Dr. Tahoun noted that recent monetary policy developments, particularly lower interest rates, have revitalized the non-banking financing sector, with securitization and factoring becoming more effective alternatives for funding expansions in healthcare. She highlighted that Egypt’s securitization market witnessed record growth in 2023 and 2024, exceeding EGP 96 billion in issuances in a single year, as companies turned future cash flows into immediate liquidity amid high bank borrowing costs. Lower interest rates have increased companies’ ability to use instruments like factoring, providing fast financing without heavy collateral, supporting pharmaceutical companies under working capital pressures and import/manufacturing challenges.

Regarding legal challenges for new investments, Dr. Tahoun pointed to structural issues requiring urgent attention, including drug registration procedures taking 18 to 36 months and the absence of long-term industrial policies for localizing pharmaceutical raw materials. She explained that regulatory instability in pricing, registration, and quality standards discourages foreign investors from injecting new capital into the market.

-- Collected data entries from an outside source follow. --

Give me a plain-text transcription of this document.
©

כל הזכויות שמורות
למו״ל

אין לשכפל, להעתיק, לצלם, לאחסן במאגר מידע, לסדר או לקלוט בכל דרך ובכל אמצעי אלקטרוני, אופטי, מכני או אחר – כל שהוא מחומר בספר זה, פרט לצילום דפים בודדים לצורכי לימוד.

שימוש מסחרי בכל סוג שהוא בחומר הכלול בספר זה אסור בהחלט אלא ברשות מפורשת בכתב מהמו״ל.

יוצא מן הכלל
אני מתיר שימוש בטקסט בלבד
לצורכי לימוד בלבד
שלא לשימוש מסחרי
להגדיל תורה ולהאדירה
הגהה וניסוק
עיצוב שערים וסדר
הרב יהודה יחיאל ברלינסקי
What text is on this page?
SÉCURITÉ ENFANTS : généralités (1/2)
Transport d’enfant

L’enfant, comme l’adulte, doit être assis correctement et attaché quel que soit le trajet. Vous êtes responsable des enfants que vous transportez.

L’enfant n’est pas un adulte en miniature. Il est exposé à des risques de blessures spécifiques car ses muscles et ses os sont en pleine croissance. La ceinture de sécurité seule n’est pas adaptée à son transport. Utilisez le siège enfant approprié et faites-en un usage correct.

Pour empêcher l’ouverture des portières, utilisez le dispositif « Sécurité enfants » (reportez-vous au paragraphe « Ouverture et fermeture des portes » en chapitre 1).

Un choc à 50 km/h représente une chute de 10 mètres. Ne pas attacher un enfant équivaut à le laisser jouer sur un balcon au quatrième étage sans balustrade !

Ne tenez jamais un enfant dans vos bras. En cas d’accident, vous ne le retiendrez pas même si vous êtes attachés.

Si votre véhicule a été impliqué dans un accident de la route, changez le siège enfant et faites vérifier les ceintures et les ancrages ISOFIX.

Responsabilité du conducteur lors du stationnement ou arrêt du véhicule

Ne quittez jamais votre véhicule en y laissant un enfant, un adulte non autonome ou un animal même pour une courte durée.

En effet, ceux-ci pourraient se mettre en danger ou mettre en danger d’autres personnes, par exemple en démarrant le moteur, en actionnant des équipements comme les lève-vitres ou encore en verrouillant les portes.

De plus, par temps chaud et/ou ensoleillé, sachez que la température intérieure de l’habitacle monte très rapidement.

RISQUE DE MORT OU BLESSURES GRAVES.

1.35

She added that valuation of pharmaceutical acquisition deals has become more complex due to fluctuating production costs and margins affected by uncontrollable factors. Banking financing requirements are another significant barrier, especially for small and medium-sized manufacturers lacking sufficient collateral. Challenges also extend to securitization and factoring, which require stable cash flows and credit ratings not accessible to all market players.

Dr. Tahoun emphasized that legal and regulatory reforms could serve as the key driver to stimulate investment if aligned with industry needs. She called for a more flexible pricing system reflecting actual costs and exchange rates, faster registration procedures through a single-window system, and incentives for companies investing in local raw material production. Providing a fair financing framework through innovative instruments, including investment partnerships, securitization, and factoring, would enable pharmaceutical manufacturers to expand and achieve stable, competitive returns.

She concluded that 2026 could see a notable improvement in investment appetite, provided that recent reforms continue and a more stable regulatory environment is maintained, stressing that Egypt’s pharmaceutical industry has strong growth potential when supported by clear policies, fair financing, and genuine public-private partnerships.